In any event, a European recession could solve the ECB’s inflation problem, as a shrinking economy also tends to reduce inflation. And some experts see that coming soon because Europe’s economy is far weaker than the U.S. Europe’s been hit much harder with the energy crisis following Russia’s invasion of Ukraine in late February. “We’ve been forecasting a recession in Europe since March,” says Robin Brooks, chief economist at the Institute of International Finance. At least part of the issue is that Germany, the powerhouse behind the E.U.’s economic system, has had its own economy upended.

Brooks says that Germany’s dependence on Russia for cheap energy and materials to produce manufactured goods has been strong for decades. Brooks states this. “That business model is really challenged now,” he says. The key cost input for electricity generation in Europe, natural gas from the EU, has been 10x more expensive than in the U.S. In recent years, Germany remains heavily dependent on Russia to import crude oil.

Also, the falling euro might increase inflation already at an all-time high in eurozone. European businesses will find it more costly to purchase raw materials that are needed for production of goods. Many commodities can be priced in dollars. This will most likely result in higher prices for consumers.
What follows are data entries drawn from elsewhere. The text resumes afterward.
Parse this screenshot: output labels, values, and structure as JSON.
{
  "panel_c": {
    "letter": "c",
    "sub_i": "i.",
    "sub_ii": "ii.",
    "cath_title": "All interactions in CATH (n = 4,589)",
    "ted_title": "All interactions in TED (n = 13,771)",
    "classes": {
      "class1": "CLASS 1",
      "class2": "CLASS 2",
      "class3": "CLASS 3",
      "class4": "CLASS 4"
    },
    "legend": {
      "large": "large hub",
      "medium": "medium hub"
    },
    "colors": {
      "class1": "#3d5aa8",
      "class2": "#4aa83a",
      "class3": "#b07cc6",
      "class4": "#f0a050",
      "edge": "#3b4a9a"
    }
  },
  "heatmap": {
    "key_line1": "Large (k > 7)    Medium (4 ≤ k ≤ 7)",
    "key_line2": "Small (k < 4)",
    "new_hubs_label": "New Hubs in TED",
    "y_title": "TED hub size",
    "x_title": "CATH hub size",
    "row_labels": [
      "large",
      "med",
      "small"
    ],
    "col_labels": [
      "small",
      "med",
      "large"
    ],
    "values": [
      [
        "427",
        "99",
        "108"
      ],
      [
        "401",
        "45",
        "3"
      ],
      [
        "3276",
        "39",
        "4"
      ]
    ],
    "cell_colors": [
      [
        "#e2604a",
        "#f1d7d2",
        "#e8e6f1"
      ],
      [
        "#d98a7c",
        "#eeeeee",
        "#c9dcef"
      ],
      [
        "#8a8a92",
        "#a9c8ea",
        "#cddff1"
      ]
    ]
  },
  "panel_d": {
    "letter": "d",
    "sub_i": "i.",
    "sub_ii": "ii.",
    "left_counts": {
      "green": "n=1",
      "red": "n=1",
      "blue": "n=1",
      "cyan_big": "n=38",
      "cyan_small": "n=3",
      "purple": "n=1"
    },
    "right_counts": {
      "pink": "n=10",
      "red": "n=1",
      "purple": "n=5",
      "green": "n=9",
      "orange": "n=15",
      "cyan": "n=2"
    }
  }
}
While inflation at more than 9% worries most central bankers, Brooks doesn’t see the ECB raising rates aggressively raising the cost of borrowing money if the economy weakens much more. “If there is a recession, there’s no way the ECB is going to hike rates,” he says.

Brooks predicts that the result will see the euro remain at parity or lower with the dollar. “My bias is that we are headed for a multiyear period of year sub-parity,” he says.